Tuesday, July 15, 2014

Non-variable brown dwarfs, etc.

I have spent most of the day making figures presenting time series photometry of brown dwarfs that are not variable.  This was photometry from the Spitzer Space Telescope in the course of the Weather on Other Worlds program.  The figures are important for the paper we are about to publish presenting the main results of this survey.  However, constructing them was boring, repetitive work and doesn't give me much to write about here.  One interesting thing that did come out of the figures was a graphic illustration of just how much better Spitzer/IRAC photometry of late T dwarfs was in the 4.5 micron channel vs. the 3.6 micron channel.  For most objects, 4.5 microns was comparable but not quite as precise as 3.6 microns.  For the late T dwarfs 4.5 microns was far better.  This, of course, is because the late T dwarfs are much brighter at 4.5 microns relative to 3.6 microns, and so there is far less noise in the data at the longer wavelength.

Since there is little to write about my own scientific activities for the day, I will mention a few interesting papers I have read recently. 

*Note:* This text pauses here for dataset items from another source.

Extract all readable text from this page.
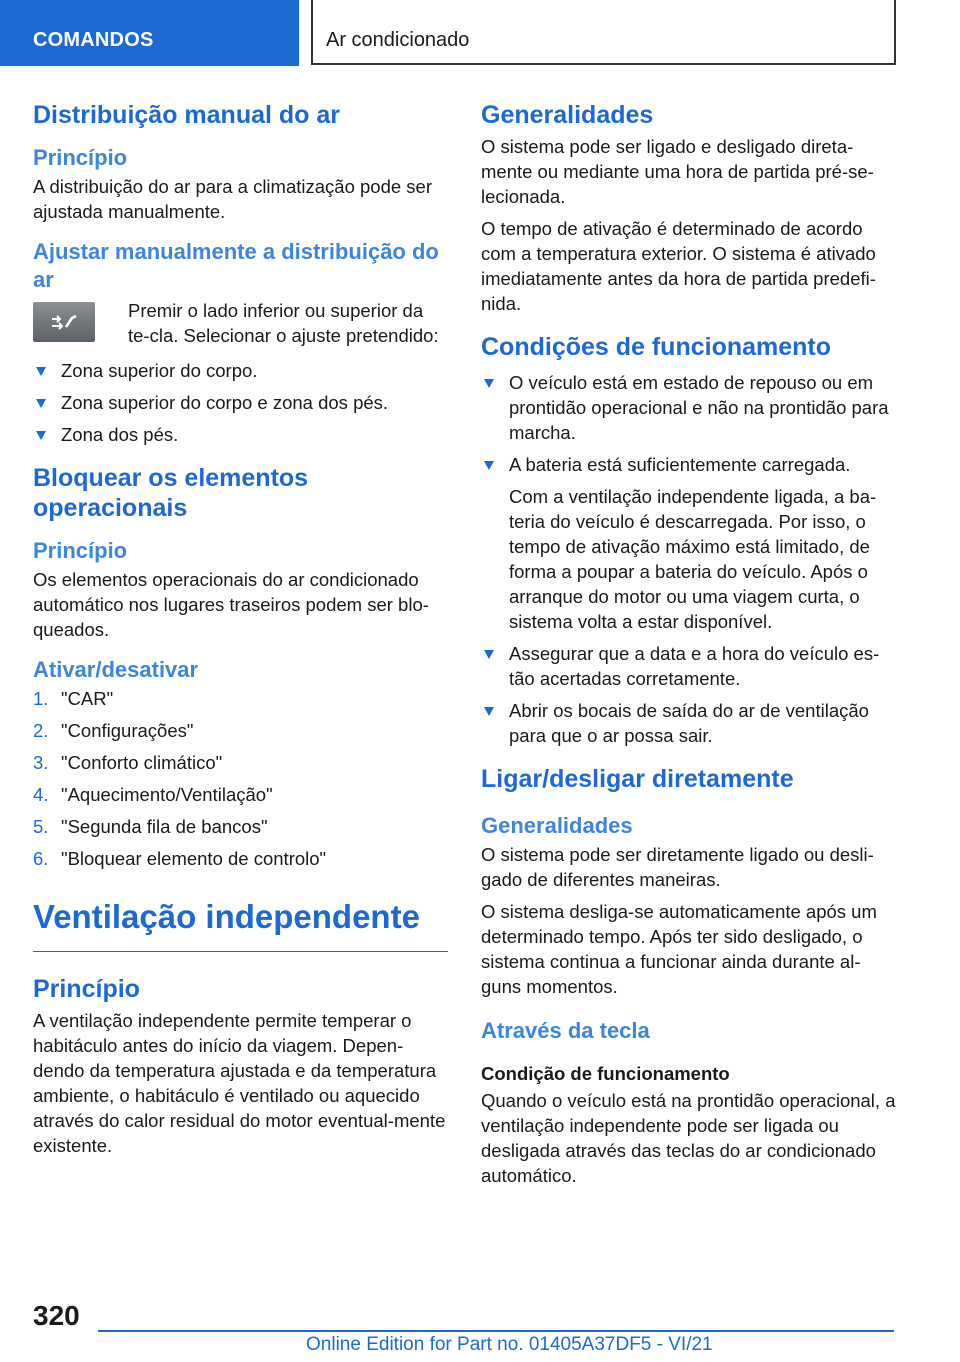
COMANDOS	Ar condicionado
Distribuição manual do ar
Princípio

A distribuição do ar para a climatização pode ser ajustada manualmente.

Ajustar manualmente a distribuição do ar

Premir o lado inferior ou superior da te‐cla. Selecionar o ajuste pretendido:

Zona superior do corpo.
Zona superior do corpo e zona dos pés.
Zona dos pés.
Bloquear os elementos operacionais
Princípio

Os elementos operacionais do ar condicionado automático nos lugares traseiros podem ser blo‐queados.

Ativar/desativar
1. "CAR"
2. "Configurações"
3. "Conforto climático"
4. "Aquecimento/Ventilação"
5. "Segunda fila de bancos"
6. "Bloquear elemento de controlo"
Ventilação independente
Princípio

A ventilação independente permite temperar o habitáculo antes do início da viagem. Depen‐dendo da temperatura ajustada e da temperatura ambiente, o habitáculo é ventilado ou aquecido através do calor residual do motor eventual‐mente existente.

Generalidades

O sistema pode ser ligado e desligado direta‐mente ou mediante uma hora de partida pré-se‐lecionada.

O tempo de ativação é determinado de acordo com a temperatura exterior. O sistema é ativado imediatamente antes da hora de partida predefi‐nida.

Condições de funcionamento
O veículo está em estado de repouso ou em prontidão operacional e não na prontidão para marcha.
A bateria está suficientemente carregada.
Com a ventilação independente ligada, a ba‐teria do veículo é descarregada. Por isso, o tempo de ativação máximo está limitado, de forma a poupar a bateria do veículo. Após o arranque do motor ou uma viagem curta, o sistema volta a estar disponível.
Assegurar que a data e a hora do veículo es‐tão acertadas corretamente.
Abrir os bocais de saída do ar de ventilação para que o ar possa sair.
Ligar/desligar diretamente
Generalidades

O sistema pode ser diretamente ligado ou desli‐gado de diferentes maneiras.

O sistema desliga-se automaticamente após um determinado tempo. Após ter sido desligado, o sistema continua a funcionar ainda durante al‐guns momentos.

Através da tecla
Condição de funcionamento

Quando o veículo está na prontidão operacional, a ventilação independente pode ser ligada ou desligada através das teclas do ar condicionado automático.

320
Online Edition for Part no. 01405A37DF5 - VI/21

Many of us, of course, are thinking about new science that will be enabled by results from the GAIA mission.  One somewhat neglected area is occultation science.  GAIA will produce an exquisite astrometric catalog that should make catalog-related systematics in measured positions of asteroids and Kuiper Belt Objects (KBOs) a thing of the past.  Thus, provided ground-based observers keep observing these objects, we should soon be able to calculate considerably improved orbits for them.  At the same time, GAIA will tell us where the stars are with greater accuracy -- thus improving our ability to predict occultations in two very significant ways.  I found a paper that presents an interesting study of some of these issues: Tanga and Delbo (2007).

Two further points on this topic: by removing systematic catalog biases, GAIA will increase the potential benefit of highly intensive observations of known objects.  The accumulation of hundreds to thousands of well-timed observations, even with relatively small telescopes, could enable us to enter a new era in terms of the accuracy with which the orbits of asteroids and Kuiper Belt Objects are known.  Lastly, occultations by small known Kuiper Belt Objects are extremely interesting because the albedo of such objects is highly uncertain, and occultation timing could allow us to measure it.  This feeds directly into our estimates of the total mass of the Kuiper Belt.

On a completely different topic: I did some reading recently about dynamical measurements of the most massive stars known.  I was curious because for some time I have felt an inconsistency between statements of the theoretical (and even observational) upper limits to the stellar mass function on the one hand, and measured masses of O stars on the other.  The former set the limits in the range of 100-200 solar masses.  The latter (actual measurements of O stars) I understood to be usually coming out at less than 50 solar masses.  I read two papers that measured the masses of some of the most massive stellar binaries known: Schnurr et al.(2008) and Niemela et al.(2008).  The former, in particular, resolved my confusion.  The most massive main-sequence stars are not O stars, they are actually emission-line stars with Wolf-Rayet classifications.  Even though most Wolf-Rayet stars are evolved objects, a small minority are instead the most massive hydrogen-fusing stars known.  Their emission lines and resulting Wolf-Rayet classification are due to their intense stellar winds.  This was a very interesting and satisfying recognition for me, and is I think a major discovery in astronomy that I was unaware of at the time.